Dear friends and family of our beloved brother and friend, Rodney Hayes. I received a call late Thursday, March 19, 2026, from the Imperial County Coroner’s office, informing me that Rod was found deceased along a roadway in downtown El Centro, California. They will prepare a coroner’s report in the next week. They did say that the temperature was 110 degrees. All they could tell me is that he was lying on the ground with his jacket as a pillow and that he had his wallet on him with mine and other phone numbers written on a small piece of paper, which was how they were able to reach me relatively quickly. He had his phone with him, too.
I have since learned from our cousin that he helped Rod with the flight to the San Diego area Tuesday morning. Rod texted me from there that evening. He was planning to enter a drug rehab program in the area and was upbeat about having made that decision. I am absolutely broken-hearted. He had lived with me in Vallejo for about 7 months until he headed north to Montana and Idaho in early February and was making big plans for his future, something he was very good at.
Our brother Del and I ask you to help us with, at a minimum, funds to cremate Rod, which with coroner’s fees and death certificates, is likely in the $2,500 to $3,000 range and to consider making a donation that gets us beyond that amount to $5,450-$5,950, plus coroners fee and death certificates for human composting. Regardless, I’ve set a goal based on a GoFundMe recommendation, from what they see raised for after death costs to families, of $12,000.

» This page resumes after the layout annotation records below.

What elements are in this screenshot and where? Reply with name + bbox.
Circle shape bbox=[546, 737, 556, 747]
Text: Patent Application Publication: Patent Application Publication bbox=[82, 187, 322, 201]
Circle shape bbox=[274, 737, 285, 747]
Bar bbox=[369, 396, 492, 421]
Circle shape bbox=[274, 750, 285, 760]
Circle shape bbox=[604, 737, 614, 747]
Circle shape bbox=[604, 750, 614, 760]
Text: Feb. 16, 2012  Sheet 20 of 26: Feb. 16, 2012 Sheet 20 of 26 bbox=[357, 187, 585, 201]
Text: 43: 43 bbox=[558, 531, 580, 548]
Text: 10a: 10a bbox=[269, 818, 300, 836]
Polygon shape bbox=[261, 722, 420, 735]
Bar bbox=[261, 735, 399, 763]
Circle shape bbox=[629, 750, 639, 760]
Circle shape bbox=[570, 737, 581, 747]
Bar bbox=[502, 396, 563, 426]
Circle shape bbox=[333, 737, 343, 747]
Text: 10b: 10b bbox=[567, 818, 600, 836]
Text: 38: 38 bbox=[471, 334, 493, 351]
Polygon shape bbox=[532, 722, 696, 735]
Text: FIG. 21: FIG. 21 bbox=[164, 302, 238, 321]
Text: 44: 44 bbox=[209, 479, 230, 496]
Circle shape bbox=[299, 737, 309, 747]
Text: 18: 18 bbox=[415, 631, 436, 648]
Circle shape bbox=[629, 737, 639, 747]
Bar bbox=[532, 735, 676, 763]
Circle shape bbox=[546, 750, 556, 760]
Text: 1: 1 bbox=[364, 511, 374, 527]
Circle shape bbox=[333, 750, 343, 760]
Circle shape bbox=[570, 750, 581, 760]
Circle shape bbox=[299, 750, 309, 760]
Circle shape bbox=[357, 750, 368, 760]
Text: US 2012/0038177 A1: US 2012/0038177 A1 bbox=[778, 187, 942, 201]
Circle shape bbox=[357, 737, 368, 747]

You might be wondering about why we have requested your consideration of the human composting option in addition to cremation. I want to tell you about something I learned from Rod just last Fall and that he shared many times with his former wife and friend, Beverly. He was adamant that he DID NOT WANT TO BE CREMATED, but rather to be buried in the woods in that new option called green burial, or human composting, which he’d learned of on his favorite channel, YouTube.
Over the last few days, I’ve taken a deep dive into that relatively new option for us, following death. Here’s what I have learned in my research regarding the “green thing.” In some respects, the cost is in-between cremation and the cost of a standard burial. The best prices seem to be human composting with flat rates ranging from Renew Home at $5,450 to Earth Funeral at $5,950(which operates a nearby facility) plus coroner’s fees and death certificates, and I have no idea what other costs, in the end. Green burial is quite a bit more expensive, primarily because of specialized refrigerated transport a long distance to cemeteries accommodating this approach, since it is so new in California.
Our brother Del and I, and his family, would be so grateful to you if you can, and feel inspired to, if you will help us realize that one last wish of Rod’s to be human composted or green buried, rather than simply cremated. I feel that given what he’s been through, that “going green” is a beautiful send-off for a good man who found himself in terrible times all too often, here on our earth.
Rod loved the wilderness, forests, mountains, rivers, wide-open spaces, motor boats, in his younger days, water and snow skiing, being on the road, his two kids and grandchildren, and even a new great-grandson he never met, Mariah Carey, and most of all, motocross and dirt bikes!!!